Aus den archivierten Materialien entstanden Installationen für Museen, Zoos und kulturelle Zwecke, wie für das Museum der Pequot-Indianer in Connecticut. Zusammen mit dem Klangforscher Douglas Quin entwickelte Krause dafür Software-Ver­fahren, mit denen sich akustische Räume wie naturhaft endlos erneuern und weiterentwickeln. Auf CD-Produktionen für die Nature Company komponierte er erfolgreiche Musik, in der elektronische Instrumente mit Naturklängen in Dialog treten. Später wandte sich der Hörbeobachter immer mehr der Wissenschaft zu. Er systematisierte Klang, Zeit und Raum durch die Terminologie von «Geophony, Biophony und Anthrophony», als ein Spektrum nicht-biologischer Naturklänge, wie Wind und Wasser, mit den Tönen der Lebewesen und oft zerstörerischen Geräuschen der Menschen. Mit dieser Triade beschreibt Krause in seinem Text zum Beispiel die vielen Aufnahmen in den Nationalparks der USA, wo Fluglärm sich direkt auf die Tierwelt auswirkt. Bei der Rückkehr zu früheren Aufnahme­orten zeigen sich im Vergleich starke Veränderungen. Viele Klangräume sind durch menschliche Intervention degeneriert. Krause macht solche Erkenntnisse auch visuell deutlich, im Sonagramm und mit dem Begriff der akustischen Nische. Er betont damit, dass jeder Hörort der Welt seine eigene und unverwechselbare Klang­identität hat. Das ist bestätigt auch durch Erfahrungen, die der hiesige Naturklangforscher Walter Tilgner als «Natural Sounds» seit Jahrzehnten mit seinem Kunstkopf aufzeichnet.

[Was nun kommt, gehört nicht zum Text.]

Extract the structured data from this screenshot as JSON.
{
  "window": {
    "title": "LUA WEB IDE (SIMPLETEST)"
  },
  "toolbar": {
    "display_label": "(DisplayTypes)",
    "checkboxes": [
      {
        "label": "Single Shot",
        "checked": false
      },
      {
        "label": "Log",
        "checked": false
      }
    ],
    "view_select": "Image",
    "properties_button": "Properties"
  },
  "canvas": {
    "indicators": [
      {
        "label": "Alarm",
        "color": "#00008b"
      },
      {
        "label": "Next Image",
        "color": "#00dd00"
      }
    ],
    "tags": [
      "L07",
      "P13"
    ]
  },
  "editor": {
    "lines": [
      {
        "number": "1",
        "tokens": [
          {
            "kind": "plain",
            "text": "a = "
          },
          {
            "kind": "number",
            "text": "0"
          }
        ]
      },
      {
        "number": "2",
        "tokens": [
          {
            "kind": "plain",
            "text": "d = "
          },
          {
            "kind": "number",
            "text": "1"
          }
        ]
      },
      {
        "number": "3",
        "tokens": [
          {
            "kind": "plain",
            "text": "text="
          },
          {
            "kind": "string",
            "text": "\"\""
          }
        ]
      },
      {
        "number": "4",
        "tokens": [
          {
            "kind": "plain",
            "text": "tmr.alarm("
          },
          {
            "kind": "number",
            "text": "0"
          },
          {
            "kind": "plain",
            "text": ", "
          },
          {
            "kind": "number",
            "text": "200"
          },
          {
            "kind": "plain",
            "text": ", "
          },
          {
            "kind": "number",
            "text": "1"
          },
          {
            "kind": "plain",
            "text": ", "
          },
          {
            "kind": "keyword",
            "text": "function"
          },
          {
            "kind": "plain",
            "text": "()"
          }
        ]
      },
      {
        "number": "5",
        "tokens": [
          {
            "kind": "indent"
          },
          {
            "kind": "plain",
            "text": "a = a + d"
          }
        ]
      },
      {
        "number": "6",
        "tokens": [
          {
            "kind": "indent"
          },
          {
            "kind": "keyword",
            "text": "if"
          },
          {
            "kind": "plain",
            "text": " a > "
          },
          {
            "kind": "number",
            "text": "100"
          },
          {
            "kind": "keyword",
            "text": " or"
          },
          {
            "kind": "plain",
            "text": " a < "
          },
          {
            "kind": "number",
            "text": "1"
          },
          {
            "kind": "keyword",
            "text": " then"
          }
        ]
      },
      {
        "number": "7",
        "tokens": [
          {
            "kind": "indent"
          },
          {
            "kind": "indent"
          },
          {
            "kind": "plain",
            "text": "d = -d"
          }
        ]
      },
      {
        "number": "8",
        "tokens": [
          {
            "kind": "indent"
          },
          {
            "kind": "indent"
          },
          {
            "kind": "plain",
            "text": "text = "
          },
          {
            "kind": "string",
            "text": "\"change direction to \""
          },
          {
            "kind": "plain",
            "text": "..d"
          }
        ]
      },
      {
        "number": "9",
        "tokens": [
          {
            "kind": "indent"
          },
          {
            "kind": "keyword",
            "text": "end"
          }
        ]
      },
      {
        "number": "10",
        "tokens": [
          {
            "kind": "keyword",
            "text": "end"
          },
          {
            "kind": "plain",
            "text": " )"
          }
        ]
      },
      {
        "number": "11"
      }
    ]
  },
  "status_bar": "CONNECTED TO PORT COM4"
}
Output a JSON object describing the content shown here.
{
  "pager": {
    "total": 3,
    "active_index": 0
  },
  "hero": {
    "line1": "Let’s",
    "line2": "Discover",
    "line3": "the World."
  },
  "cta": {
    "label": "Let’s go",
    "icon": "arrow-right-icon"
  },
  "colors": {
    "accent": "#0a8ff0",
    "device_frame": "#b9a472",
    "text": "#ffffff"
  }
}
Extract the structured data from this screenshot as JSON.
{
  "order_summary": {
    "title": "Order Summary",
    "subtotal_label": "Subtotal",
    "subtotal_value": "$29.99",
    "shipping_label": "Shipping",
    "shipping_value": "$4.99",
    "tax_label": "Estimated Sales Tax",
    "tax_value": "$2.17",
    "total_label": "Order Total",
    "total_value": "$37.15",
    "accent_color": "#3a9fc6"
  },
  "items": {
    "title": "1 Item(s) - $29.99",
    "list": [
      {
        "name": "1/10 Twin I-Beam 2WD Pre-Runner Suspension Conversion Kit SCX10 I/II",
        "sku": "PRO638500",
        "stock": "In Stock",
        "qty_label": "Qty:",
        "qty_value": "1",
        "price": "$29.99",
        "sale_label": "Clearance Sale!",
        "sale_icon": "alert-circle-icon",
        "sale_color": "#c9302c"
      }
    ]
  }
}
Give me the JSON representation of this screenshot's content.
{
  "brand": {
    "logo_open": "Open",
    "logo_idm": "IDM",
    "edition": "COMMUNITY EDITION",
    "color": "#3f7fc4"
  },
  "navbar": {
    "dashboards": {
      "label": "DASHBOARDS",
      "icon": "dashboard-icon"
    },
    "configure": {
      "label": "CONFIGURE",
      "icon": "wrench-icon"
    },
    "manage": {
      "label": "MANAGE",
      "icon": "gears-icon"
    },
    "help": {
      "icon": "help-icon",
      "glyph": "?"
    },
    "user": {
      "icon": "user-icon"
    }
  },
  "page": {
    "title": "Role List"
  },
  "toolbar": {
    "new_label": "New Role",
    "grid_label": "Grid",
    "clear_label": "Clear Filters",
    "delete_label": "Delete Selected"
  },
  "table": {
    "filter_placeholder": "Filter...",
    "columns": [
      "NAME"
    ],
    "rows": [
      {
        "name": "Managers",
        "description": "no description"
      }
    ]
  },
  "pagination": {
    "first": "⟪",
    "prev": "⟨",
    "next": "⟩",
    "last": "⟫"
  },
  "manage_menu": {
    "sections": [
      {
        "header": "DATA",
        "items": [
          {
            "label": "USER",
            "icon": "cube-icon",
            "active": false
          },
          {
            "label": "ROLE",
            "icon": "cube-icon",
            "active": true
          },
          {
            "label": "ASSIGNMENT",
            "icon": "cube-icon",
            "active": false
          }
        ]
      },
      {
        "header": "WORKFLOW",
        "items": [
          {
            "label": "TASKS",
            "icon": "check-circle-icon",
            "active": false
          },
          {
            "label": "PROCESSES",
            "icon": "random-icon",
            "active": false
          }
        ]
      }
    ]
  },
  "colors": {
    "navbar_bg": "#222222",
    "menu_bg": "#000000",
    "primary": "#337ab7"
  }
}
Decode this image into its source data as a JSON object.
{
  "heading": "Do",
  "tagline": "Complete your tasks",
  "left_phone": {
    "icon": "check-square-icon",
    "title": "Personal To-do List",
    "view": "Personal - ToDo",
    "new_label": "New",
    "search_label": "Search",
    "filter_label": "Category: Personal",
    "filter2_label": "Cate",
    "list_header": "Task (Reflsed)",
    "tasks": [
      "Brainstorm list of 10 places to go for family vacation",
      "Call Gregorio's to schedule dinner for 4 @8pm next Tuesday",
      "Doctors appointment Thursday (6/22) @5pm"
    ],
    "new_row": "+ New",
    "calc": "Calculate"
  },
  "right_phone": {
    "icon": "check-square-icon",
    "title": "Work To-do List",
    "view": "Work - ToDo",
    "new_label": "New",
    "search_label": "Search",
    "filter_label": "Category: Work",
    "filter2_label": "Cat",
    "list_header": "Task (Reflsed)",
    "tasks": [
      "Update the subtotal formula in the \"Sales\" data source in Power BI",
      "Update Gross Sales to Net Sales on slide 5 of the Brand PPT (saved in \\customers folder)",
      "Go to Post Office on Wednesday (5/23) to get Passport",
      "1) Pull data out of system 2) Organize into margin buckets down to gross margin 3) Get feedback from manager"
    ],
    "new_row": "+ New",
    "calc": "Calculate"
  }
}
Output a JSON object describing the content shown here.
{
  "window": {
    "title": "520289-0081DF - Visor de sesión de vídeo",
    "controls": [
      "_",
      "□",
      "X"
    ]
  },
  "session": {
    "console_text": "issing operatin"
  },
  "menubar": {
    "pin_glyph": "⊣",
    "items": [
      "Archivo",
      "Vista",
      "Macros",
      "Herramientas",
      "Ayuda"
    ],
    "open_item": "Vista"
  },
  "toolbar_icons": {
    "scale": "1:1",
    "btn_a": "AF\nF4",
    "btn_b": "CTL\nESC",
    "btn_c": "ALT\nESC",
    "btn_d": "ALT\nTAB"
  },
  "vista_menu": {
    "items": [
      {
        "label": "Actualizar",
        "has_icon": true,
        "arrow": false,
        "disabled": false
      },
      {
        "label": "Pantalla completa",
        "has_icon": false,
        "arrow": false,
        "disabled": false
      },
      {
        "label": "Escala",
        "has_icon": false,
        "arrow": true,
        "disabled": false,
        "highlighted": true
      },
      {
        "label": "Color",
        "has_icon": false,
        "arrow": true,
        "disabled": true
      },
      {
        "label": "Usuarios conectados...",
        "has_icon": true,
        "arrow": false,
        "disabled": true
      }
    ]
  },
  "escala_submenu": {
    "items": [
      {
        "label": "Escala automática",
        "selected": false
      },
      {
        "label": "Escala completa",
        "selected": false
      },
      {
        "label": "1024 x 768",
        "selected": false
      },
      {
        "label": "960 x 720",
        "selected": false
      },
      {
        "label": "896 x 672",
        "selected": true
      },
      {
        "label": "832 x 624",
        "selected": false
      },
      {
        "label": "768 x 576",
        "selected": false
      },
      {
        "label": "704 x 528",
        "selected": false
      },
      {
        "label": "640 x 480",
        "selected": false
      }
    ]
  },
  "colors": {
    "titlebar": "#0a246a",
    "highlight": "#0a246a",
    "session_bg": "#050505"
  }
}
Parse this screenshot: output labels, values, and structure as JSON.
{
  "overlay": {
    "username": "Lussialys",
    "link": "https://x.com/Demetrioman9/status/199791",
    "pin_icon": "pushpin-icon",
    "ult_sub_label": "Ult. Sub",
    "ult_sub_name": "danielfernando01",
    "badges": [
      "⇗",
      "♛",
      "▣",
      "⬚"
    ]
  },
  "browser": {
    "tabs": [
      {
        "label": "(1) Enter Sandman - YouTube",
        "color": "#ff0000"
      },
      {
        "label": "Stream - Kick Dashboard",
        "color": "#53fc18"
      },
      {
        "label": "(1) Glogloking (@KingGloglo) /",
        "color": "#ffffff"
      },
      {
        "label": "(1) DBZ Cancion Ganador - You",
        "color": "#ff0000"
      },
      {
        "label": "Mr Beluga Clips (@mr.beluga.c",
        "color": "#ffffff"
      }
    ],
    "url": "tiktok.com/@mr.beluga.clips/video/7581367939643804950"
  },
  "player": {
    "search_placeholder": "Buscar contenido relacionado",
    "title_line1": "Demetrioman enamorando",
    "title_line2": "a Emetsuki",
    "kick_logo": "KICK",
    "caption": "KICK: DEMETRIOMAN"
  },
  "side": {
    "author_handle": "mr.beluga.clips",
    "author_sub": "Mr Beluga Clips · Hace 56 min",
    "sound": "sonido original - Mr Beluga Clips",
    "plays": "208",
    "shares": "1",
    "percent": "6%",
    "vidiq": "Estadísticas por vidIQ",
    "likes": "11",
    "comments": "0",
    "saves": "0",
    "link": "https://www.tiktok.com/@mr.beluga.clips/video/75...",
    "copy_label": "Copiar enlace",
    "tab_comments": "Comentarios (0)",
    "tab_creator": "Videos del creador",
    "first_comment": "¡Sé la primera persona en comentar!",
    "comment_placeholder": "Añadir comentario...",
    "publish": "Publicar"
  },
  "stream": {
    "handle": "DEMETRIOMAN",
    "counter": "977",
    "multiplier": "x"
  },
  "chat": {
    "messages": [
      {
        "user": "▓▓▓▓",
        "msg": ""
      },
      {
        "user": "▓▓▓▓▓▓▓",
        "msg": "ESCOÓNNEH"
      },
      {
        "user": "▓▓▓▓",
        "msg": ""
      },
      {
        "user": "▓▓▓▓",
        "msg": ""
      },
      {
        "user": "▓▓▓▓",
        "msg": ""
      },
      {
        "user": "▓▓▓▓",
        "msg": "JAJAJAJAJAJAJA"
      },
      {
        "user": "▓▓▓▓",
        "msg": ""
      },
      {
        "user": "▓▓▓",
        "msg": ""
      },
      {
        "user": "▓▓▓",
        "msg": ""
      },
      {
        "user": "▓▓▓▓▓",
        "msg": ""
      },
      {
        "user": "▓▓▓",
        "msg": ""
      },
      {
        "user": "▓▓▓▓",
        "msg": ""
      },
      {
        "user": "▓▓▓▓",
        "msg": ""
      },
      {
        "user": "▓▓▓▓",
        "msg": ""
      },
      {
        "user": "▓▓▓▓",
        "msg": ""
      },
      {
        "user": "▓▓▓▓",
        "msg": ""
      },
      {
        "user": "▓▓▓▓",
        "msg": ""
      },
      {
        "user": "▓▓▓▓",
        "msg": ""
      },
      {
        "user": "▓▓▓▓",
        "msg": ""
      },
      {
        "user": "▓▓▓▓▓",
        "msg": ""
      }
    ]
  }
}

HD-Klangaufnahmen der Natur werden für Krause und seine hör­begeisterten Kollegen zur eindrücklichen Botschaft, dass alle Klangschichten wie im Orchester verwoben sind. Biophone Solisten und Instrumente besetzen ihren Hörplatz durch Töne und Rhythmen, und Momente der Stille – was auch Wohlbefinden und Entspannung bei den Menschen bewirken kann. Krause: «Der ganze Planet ist erfüllt von ei­nem kraftvollen Widerhall, der ebenso umfassend und weitreichend wie fein ausbalanciert ist. Jeder Ort mit seinen gewaltigen Populationen an Pflanzen und Tieren wird zur Konzerthalle, und überall führt ein einzigartiges Orchester eine unvergleich­liche Symphonie auf, wobei sich die Töne einer jeden Spezies harmonisch in die Partitur einfügen. Es ist ein hoch entwickeltes, von der Natur geschaffenes Meisterwerk.»